6. Each routing path is now completing with the port numbers.
7. Then for each distinct destination found (last node in the routing path), select the shortest path found.
8. Information about the IP and MAC addresses is performed dynamically (using the port number of the device) when loading the routing table of the given switch to make the updates of the routing tables easier.
6.2.3 Convention
Tables which are suffixed by “_TEMP” are temporary tables. For instance, there is PATH_LINES which is a real table and PATH_LINES_TEMP which is a temporary table with the same structure as PATH_LINES. These tables are not represented in Figure 67 for clarity purposes. An exception has been made for LINK_PAIRS and AGGREGATED_LINKS which are temporary tables, because we estimated that they are important tables. There are no constraints as we do not define constraints for temporary tables. Intermediate results are stored in temporary tables.
6.2.4 Initialization
The input parameters of the routing algorithm are the name of the switch (the one for which we want to generate the routing table) and M.
Figure 67. Path modeling.
The algorithm to generate the routing table is based on the following steps:
· Create the AGGREGATED_LINKS table (a temporary table)[1] which contains all the links between devices. If a link is bidirectional, we store the reverted link. The principles of this creation are shown in Figure 68. The port number concept is not considered. For instance if the Force 10 router is connected via 10 links to a distribution switch. In the AGGREGATED_LINKS table, one link is considered between the Force 10 and a distribution switch. It is derived from the connectivity table (cf Figure 67). This step permits to reduce the number of links to be handled.

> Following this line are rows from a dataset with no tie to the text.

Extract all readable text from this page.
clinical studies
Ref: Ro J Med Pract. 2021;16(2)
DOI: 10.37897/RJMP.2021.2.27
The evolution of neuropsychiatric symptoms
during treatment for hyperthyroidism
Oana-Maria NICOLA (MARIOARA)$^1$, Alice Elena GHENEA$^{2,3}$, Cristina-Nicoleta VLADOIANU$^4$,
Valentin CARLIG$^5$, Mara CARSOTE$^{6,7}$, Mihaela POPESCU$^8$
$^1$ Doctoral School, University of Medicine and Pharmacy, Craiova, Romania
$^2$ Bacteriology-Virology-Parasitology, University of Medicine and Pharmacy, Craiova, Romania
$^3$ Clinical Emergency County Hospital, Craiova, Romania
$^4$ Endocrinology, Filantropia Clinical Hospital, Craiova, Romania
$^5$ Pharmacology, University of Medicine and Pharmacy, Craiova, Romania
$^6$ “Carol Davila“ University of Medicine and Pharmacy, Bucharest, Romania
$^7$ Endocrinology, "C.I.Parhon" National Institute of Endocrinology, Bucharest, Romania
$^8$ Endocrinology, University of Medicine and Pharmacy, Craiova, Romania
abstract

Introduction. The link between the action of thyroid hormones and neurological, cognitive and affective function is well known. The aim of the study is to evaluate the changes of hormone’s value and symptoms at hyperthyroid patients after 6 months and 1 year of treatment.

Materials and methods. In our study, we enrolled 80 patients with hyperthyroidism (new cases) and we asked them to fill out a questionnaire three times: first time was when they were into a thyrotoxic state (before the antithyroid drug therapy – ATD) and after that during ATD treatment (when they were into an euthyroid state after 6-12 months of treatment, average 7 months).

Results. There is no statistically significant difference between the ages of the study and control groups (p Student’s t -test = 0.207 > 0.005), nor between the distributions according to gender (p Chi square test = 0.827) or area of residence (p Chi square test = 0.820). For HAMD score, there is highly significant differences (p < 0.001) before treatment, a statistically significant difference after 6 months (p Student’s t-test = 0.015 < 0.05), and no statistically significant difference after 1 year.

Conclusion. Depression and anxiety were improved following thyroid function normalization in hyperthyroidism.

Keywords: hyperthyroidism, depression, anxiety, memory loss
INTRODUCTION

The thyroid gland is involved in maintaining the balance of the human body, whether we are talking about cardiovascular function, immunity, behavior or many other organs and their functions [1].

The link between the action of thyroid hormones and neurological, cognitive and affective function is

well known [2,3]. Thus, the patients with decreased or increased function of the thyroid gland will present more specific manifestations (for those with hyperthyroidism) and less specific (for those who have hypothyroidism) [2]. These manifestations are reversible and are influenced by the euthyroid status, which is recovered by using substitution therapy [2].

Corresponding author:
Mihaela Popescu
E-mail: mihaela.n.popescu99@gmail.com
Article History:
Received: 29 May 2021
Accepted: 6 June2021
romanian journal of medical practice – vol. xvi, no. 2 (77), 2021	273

Figure 68. Generating the AGGREGATED_LINKS table using the CONNECTIVITY table.
· Create the LINK_PAIRS table (a temporary table) which contains all valid pairs of successive links (one node in common). For instance, the link between Force ten and distribution switch 1 and the link between distribution switch 1 and Farm node 1.
To create the LINK_PAIRS table, we perform a self-join of the AGGREGATED_LINKS table with the following constraints:
o Link1 is defined by (Node_1, Node_2) and Link2 is defined by (Node_2, Node_3) (referring to Figure 67) where Node_2 corresponds both to Node_to of link1 and to Node_from of link2.